Correction Cosmeceuticals

Dr. Cohen recommends the pigment correction cosmeceutical with cysteamine (Cyspera, Scientis and marketed by Sente in the U.S.) as an alternative to hydroquinone.

“Many of us limit hydroquinone use to three to four months. I saw cysteamine at European meetings about a year and a half ago and began incorporating this cosmeceutical for more recalcitrant cases of pigmentation — especially melasma,” Dr. Cohen says. “It is really easy to use and incorporate into existing skincare regimens, as it is designed as a short-contact topical. Patients apply it to areas of the face that have pigmentation for about 15 minutes, and then simply wash it off.”

The short-contact regimen makes Cysteamine topical work well as an adjunct to laser procedures or chemical peels for pigment concerns, according to Dr.
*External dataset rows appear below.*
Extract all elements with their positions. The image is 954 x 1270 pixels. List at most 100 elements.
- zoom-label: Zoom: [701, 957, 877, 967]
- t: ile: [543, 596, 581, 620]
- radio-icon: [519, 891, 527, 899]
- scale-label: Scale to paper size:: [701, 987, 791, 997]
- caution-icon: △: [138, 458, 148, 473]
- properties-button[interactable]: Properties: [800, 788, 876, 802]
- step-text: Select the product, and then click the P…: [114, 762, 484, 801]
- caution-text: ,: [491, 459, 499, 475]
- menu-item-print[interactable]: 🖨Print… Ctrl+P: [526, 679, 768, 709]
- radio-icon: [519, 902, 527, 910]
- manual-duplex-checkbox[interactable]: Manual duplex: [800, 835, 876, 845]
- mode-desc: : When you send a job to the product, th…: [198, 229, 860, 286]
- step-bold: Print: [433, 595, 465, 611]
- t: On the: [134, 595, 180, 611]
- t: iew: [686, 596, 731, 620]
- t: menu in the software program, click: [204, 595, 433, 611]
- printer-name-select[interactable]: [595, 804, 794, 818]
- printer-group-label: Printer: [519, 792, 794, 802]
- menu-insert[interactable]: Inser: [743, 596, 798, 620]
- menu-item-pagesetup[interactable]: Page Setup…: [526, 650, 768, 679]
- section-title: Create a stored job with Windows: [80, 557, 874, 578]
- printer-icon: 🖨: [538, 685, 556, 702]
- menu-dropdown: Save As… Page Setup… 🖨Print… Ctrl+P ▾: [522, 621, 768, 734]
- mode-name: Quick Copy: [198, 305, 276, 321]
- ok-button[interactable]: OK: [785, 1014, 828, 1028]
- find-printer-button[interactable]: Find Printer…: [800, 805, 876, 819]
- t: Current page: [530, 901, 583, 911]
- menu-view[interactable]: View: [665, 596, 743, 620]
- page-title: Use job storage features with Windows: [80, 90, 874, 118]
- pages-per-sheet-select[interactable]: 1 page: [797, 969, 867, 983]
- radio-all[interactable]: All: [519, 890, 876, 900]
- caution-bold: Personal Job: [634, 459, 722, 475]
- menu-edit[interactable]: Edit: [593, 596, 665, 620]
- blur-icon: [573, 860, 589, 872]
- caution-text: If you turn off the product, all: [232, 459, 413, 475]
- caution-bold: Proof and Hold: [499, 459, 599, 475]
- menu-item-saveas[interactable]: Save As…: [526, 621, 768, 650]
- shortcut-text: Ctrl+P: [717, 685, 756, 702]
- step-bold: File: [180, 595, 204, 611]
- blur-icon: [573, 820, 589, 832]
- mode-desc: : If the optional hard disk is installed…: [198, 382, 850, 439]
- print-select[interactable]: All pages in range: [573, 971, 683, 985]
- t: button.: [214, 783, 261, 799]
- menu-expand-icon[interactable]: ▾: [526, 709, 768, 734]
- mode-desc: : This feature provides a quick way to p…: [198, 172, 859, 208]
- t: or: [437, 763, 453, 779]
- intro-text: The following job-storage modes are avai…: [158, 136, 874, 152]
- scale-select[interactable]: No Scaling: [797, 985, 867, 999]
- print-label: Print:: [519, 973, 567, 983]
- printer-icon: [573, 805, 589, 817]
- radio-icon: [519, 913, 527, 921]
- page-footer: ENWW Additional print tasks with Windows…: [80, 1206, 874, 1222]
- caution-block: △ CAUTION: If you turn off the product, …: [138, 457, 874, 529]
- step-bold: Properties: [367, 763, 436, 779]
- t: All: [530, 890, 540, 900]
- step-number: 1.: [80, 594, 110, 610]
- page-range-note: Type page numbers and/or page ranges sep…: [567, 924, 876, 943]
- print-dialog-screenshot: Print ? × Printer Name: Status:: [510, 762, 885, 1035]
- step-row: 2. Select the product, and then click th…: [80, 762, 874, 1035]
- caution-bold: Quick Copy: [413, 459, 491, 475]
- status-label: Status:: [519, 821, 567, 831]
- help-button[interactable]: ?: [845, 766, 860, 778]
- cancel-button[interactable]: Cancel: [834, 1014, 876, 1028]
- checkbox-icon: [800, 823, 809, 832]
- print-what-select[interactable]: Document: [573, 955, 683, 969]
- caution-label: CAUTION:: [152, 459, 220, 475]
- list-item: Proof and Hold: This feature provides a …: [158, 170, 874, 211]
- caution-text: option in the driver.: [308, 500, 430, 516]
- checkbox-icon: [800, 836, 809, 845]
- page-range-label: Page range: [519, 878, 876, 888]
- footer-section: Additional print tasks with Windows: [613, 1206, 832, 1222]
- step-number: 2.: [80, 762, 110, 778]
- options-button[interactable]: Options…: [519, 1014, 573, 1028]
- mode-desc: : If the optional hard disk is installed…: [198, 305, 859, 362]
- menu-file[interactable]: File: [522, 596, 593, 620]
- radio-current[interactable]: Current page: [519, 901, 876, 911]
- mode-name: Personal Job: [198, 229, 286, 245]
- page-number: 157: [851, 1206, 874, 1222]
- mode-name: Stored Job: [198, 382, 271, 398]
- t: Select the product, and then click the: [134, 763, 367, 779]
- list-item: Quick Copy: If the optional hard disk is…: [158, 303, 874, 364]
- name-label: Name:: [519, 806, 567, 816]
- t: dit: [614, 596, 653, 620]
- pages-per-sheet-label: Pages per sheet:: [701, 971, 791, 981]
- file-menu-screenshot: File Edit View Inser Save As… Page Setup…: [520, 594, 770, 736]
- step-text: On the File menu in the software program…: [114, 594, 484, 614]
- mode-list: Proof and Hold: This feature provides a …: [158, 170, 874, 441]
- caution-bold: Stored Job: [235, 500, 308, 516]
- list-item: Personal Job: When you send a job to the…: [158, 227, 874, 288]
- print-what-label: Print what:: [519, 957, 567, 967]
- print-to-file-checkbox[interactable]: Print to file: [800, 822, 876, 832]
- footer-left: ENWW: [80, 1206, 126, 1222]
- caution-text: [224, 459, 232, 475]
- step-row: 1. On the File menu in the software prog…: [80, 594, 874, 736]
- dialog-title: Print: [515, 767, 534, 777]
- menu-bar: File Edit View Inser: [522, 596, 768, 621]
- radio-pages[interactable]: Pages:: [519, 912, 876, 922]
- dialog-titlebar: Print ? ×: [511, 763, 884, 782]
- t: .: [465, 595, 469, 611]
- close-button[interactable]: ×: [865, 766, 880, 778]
Cohen.

Another innovative option in sunscreen, which Dr. Cohen recommends, is Revision’s TruPhysical sunscreen — a tinted 14.4% zinc oxide.

“It has a nice tint to it, so it functions as what they call 5-in-1 — moisturizer; peptides; brightener (tetrahexyldecyl (THD) ascorbate); a tinted makeup/concealer; and an effective high-concentration zinc sunscreen. This has been popular in my office because of the way it goes on, its light reflection and the fact that people don’t have to put makeup over it,” Dr. Cohen says. “For people who have rosacea, it’s a great fit to camouflage the redness. For people who have had recent surgical scars or laser resurfacing, we use it to camouflage post-procedure redness and as a really effective and reliable sunscreen.”

Joel Cohen, M.D.

Dr. Cohen

Michele Gasiorowski, M.D.

Dr. Gasiorowski

Elizabeth Grieshaber, M.D.

Dr. Grieshaber


Drs. Gasiorowski and Grieshaber report no conflicts of interest. Dr. Cohen has participated in a clinical trial and served as consultant for BioPelle and has served as a consultant for Sente.